I've configured a software raid 1 on two sata drives, using a single
partition on each drive to create the array.  When transferring large
files (100 to 1500mb) to the mount point using scp the transfer almost
always results in a corrupt file, by which I mean that the md5sum of the
file doesn't match the source.

I'm able to rm the file and transfer it again and it then seems to work
fine.

I've run fsck.ext3 on the md device and the raid itself shows clean.

This machine is just being built and tested so I can delete files, kill
the raid, etc as needed to troubleshoot the problem.

Any ideas?


/dev/md1:
        Version : 00.90
  Creation Time : Fri Jun 26 13:00:21 2009
     Raid Level : raid1
     Array Size : 488383936 (465.76 GiB 500.11 GB)
  Used Dev Size : 488383936 (465.76 GiB 500.11 GB)
   Raid Devices : 2
  Total Devices : 2
Preferred Minor : 1
    Persistence : Superblock is persistent

    Update Time : Wed Jul  8 06:25:34 2009
          State : clean
 Active Devices : 2
Working Devices : 2
 Failed Devices : 0
  Spare Devices : 0

           UUID : ad2cec31:2053319c:eb15f7e1:187cf839 (local to host ord)
         Events : 0.26

    Number   Major   Minor   RaidDevice State
       0       8        1        0      active sync   /dev/sda1
       1       8       17        1      active sync   /dev/sdb1


--
To UNSUBSCRIBE, email to debian-user-REQUEST@...
with a subject of "unsubscribe". Trouble? Contact listmaster@...
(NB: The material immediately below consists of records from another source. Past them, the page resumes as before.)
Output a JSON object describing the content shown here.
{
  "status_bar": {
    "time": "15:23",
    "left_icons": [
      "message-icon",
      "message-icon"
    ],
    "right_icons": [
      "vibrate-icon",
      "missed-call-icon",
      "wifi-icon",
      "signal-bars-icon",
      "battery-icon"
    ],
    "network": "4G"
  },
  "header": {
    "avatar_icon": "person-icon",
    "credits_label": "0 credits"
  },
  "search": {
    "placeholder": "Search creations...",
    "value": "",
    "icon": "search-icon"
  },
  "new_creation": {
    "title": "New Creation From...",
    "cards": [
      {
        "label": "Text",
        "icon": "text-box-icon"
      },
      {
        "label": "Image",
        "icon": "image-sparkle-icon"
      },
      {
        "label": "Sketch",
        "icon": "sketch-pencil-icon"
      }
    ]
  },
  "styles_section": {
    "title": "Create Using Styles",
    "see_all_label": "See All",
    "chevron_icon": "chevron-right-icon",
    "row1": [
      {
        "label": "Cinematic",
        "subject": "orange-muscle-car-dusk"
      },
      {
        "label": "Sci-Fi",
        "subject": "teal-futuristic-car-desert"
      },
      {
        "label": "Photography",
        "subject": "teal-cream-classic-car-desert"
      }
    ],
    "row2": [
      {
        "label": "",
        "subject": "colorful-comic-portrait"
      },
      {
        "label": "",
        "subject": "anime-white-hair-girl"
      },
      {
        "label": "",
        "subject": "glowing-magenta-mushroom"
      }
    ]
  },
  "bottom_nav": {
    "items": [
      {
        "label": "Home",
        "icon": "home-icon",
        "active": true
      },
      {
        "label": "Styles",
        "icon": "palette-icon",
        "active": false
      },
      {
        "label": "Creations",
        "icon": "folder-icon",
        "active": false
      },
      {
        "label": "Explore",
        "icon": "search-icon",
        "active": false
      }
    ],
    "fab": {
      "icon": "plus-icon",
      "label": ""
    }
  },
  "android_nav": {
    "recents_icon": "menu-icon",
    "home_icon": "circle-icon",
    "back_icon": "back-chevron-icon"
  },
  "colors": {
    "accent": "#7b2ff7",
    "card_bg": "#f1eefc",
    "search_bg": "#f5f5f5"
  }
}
Re: RAID1 file corruption(?)

by Georgi Naplatanov :: Rate this Message:

Reply to Author | View Threaded | Show Only this Message

Hello Steve,

before years i had similar problem. Check your hard disks on the target
machine. May be some of them are broken.

Best regards
Georgi

Steve wrote:

> Hello,
>
> I've configured a software raid 1 on two sata drives, using a single
> partition on each drive to create the array.  When transferring large
> files (100 to 1500mb) to the mount point using scp the transfer almost
> always results in a corrupt file, by which I mean that the md5sum of the
> file doesn't match the source.
>
> I'm able to rm the file and transfer it again and it then seems to work
> fine.
>
> I've run fsck.ext3 on the md device and the raid itself shows clean.
>
> This machine is just being built and tested so I can delete files, kill
> the raid, etc as needed to troubleshoot the problem.
>
> Any ideas?
>
>
> /dev/md1:
>         Version : 00.90
>   Creation Time : Fri Jun 26 13:00:21 2009
>      Raid Level : raid1
>      Array Size : 488383936 (465.76 GiB 500.11 GB)
>   Used Dev Size : 488383936 (465.76 GiB 500.11 GB)
>    Raid Devices : 2
>   Total Devices : 2
> Preferred Minor : 1
>     Persistence : Superblock is persistent
>
>     Update Time : Wed Jul  8 06:25:34 2009
>           State : clean
>  Active Devices : 2
> Working Devices : 2
>  Failed Devices : 0
>   Spare Devices : 0
>
>            UUID : ad2cec31:2053319c:eb15f7e1:187cf839 (local to host ord)
>          Events : 0.26
>
>     Number   Major   Minor   RaidDevice State
>        0       8        1        0      active sync   /dev/sda1
>        1       8       17        1      active sync   /dev/sdb1
>
>


--
To UNSUBSCRIBE, email to debian-user-REQUEST@...
with a subject of "unsubscribe". Trouble? Contact listmaster@...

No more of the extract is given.